Ada has improved the performance of the popular JavaScript environment Node.js:

Since Node.js 18, a new URL parser dependency was added to Node.js — Ada. This addition bumped the Node.js performance when parsing URLs to a new level. Some results could reach up to an improvement of 400%. (State of Node.js Performance 2023)

The Ada library is used by important systems besides Node.js such as Redpanda, Kong, Telegram and Cloudflare Workers.

the ada library

Requirements

The project is otherwise self-contained and it has no dependency. A recent C++ compiler supporting C++20. We test GCC 12 or better, LLVM 14 or better and Microsoft Visual Studio 2022.

Installation

Binary packages for the following systems are currently available:

Packaging status

Quick Start

Linux or macOS users might follow the following instructions if they have a recent C++ compiler installed and a standard utility (wget)

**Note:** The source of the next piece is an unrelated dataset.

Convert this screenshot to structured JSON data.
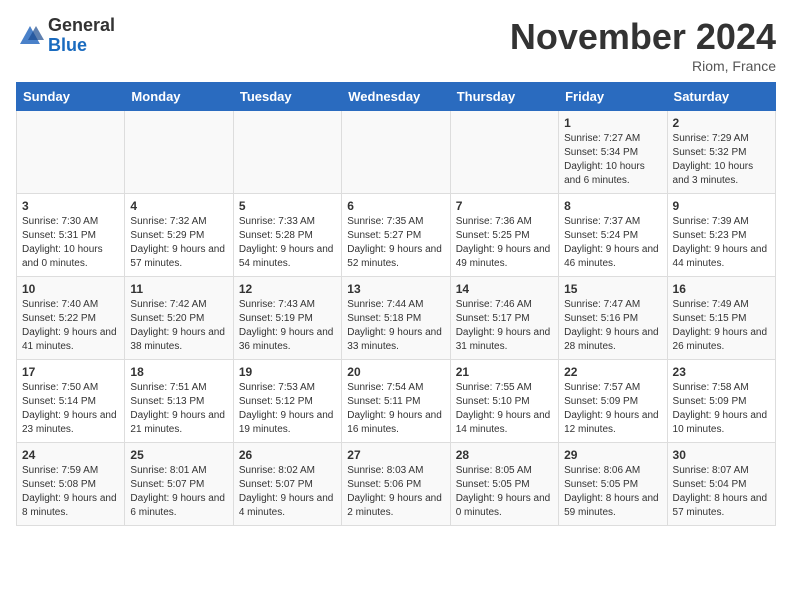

  1. Pull the library in a directory
    wget https://github.com/ada-url/ada/releases/download/v3.0.0/ada.cpp
    wget https://github.com/ada-url/ada/releases/download/v3.0.00/ada.h
  2. Create a new file named demo.cpp with this content:
    #include "ada.cpp"
    #include "ada.h"
    #include <iostream>
    int main(int, char *[]) {
    auto url = ada::parse("https://www.google.com");
    if (!url) {
    std::cout << "failure" << std::endl;
    return EXIT_FAILURE;
    }
    url->set_protocol("http");
    std::cout << url->get_protocol() << std::endl;
    std::cout << url->get_host() << std::endl;
    return EXIT_SUCCESS;
    }
    Includes all definitions for Ada.
    ada_warn_unused ada::result< result_type > parse(std::string_view input, const result_type *base_url=nullptr)
  3. Compile
    c++ -std=c++20 -o demo demo.cpp
  4. ./demo

    http:
    www.google.com

Bindings of Ada

The following libraries are maintained by the Ada team and available under Ada GitHub organization.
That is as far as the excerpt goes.